Bölüm 7
Jossan, Calais’in ofisinin hemen dışında, soğuk tuğla duvara yaslanmış; her zamankinden daha gergin, cılız bedeni yay gibi. Ceketinin kolları aceleyle dirseklerine kadar sıvanmış. Gözlerinin altındaki gölgeler derinleşmiş. Omzunun üzerinden bir bakış atıyor—hem umutlu, hem korkulu—sonra kapıyı itiyor. Calais içeride bekliyor, her zamanki gibi kusursuz: siyah kadife gömleği boğazına kadar ilikli, saçları yana taranmış, dudakları ince bir çizgi. Gözleri Jossan’ı bir böcek gibi sabitliyor. Jossan kekeliyor, sesi titrek: “Beni bir fare gibi gördüğünü biliyorum.” Gülümsemeye çalışıyor ama yüzünde donup kalıyor. Calais’in gülümsemesi ise yavaş ve acımasız.

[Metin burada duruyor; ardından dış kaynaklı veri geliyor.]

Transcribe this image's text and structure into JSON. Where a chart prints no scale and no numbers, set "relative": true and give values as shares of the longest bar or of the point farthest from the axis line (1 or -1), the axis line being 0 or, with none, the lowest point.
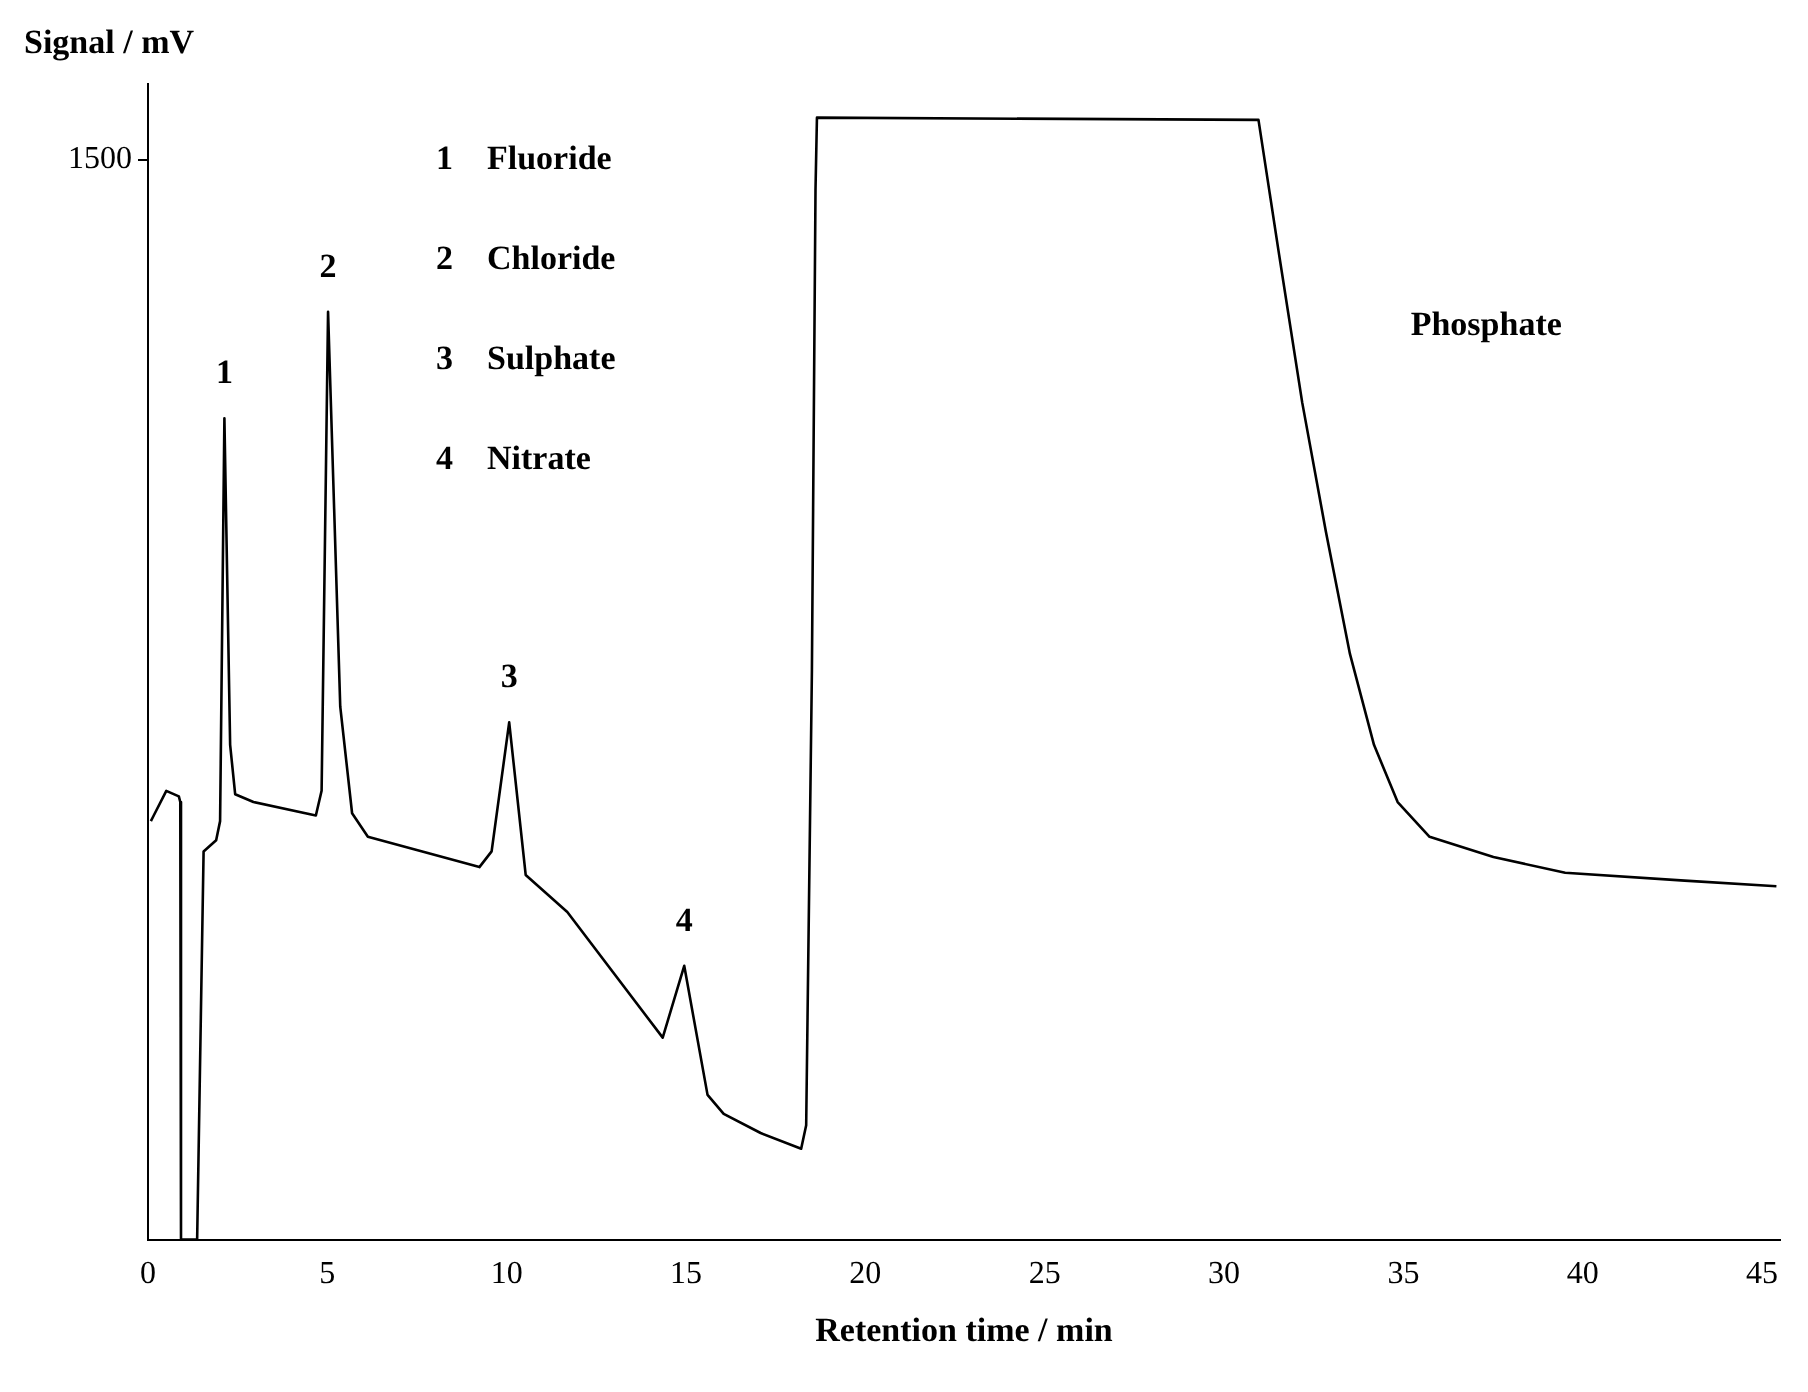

Calais, bir kedi gibi etrafında dolanıyor, tedirgin bir kuşla oynar gibi. Parmakları Jossan’ın omzuna dokunup ceketinin dağınıklığını düzeltiyor. “Bana yalan söyleyecek kadar zeki değilsin, Jossan.” Jossan’ın direnci kırılıyor, dudakları aralanıyor, çenesi kasılıyor. Calais’in sesi fısıltıya düşüyor: “Bunu unutmam için bana ne vereceksin?” Jossan gözlerini ona kaldırıyor, yeşil gözleri çaresiz. “Her şeyi,” diyor, neredeyse nefes kadar hafif. Calais ona yaklaşıyor—o kadar yakın ki nefesini yanağında hissediyor—sonra bir parmak şıklatışıyla onu serbest bırakıyor, küçümseyerek. “Göreceğiz,” diye mırıldanıyor Calais, arkasını dönüp giderken Jossan hem aşağılanmış hem de rahatlamış halde kalakalıyor.
Jossan’ın elleri titriyor, merdivenlerden sendeleyerek inerken. Neredeyse Vespera’ya çarpacak oluyor; Vespera, trabzanın yanında, yıpranmış kot yeleğiyle duruyor, dudakları gece yarısı mavisiyle boyanmış. Yüzü okunmaz, ama hareketleri kesin—bir kedi gibi yana çekiliyor, kolu Jossan’ınkine hafifçe değiyor. “Sakın kendini ona yedirme,” diye fısıldıyor, öyle sessiz ki Jossan gerçekten duyup duymadığından emin olamıyor. O an havada asılı kalıyor; sonra Jossan kaçıyor, demir basamaklarda ayak sesleri yankılanıyor.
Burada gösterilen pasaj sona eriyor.